Bu baharın gelişi evimizdeki çiçeklerin açılışına tanıklık etmemize vesile oldu.Her tazeliliğin adım adım damlayarak parlak renklere dönüşmesini, mis kokuların yayılmasını ve renklerin çoşmasını neşe ile izliyorum.

Her toprağa düşmüş can, her can bulmuş beden yenilenerek ve tazelenerek Mevlanın bereketinden nasibini alıyor ve sanki bahar kavuşmanının sevinciyle gökyüzüne dönüyor. 

Nazlı çiçeğimizin doğmasından fazlasıyla yıl oldu. Bu onun gördüğü ikinci bahar ve daha serpilmiş ve daha bilmiş haline evin içinde pıtırcık adımlarını savuruyor. Yürümeden önce koşmak konuşmadan önce uzun hikayeler anlatmak istiyor yavru çiçeğim.

Bilge duruşu, bir masal kahramanını cebinden çıkarmak için hazır beklerken hayat yolunu bir kaç kez geçmiş tavrı şaşılası doğrusu.

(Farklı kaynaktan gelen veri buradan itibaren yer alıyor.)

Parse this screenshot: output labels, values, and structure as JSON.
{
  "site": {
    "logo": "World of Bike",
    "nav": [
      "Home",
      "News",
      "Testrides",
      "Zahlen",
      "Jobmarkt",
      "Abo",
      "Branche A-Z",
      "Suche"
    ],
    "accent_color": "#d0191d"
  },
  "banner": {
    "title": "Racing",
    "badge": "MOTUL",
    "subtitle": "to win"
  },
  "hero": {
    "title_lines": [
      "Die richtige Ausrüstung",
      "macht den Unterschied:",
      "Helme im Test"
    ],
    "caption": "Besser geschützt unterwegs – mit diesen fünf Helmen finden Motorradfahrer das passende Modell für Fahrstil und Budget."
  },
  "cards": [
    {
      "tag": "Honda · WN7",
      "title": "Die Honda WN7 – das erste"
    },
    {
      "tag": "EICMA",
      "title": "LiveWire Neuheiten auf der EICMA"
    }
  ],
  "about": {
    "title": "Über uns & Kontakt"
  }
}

Sanki söze girmek için fırsat koluyor ve o anı yakaladığında içinde sözler çağlayarak Mevla katından getirdiklerini serecek ve kendinden geçinceye dek düşünü anlatacak.

Çiçeğimin kendini bulduğu bir yer var  köşe arkasında. Orada zamanı zamanı es geçmiş birbaşka güne dönmüş güneş siması papatlara ayçiçiçeklerine şakımaya hazır.

Dur sesleri gelmeden kendine masal kahramanı bilmek için kendini sakınıyor sanki.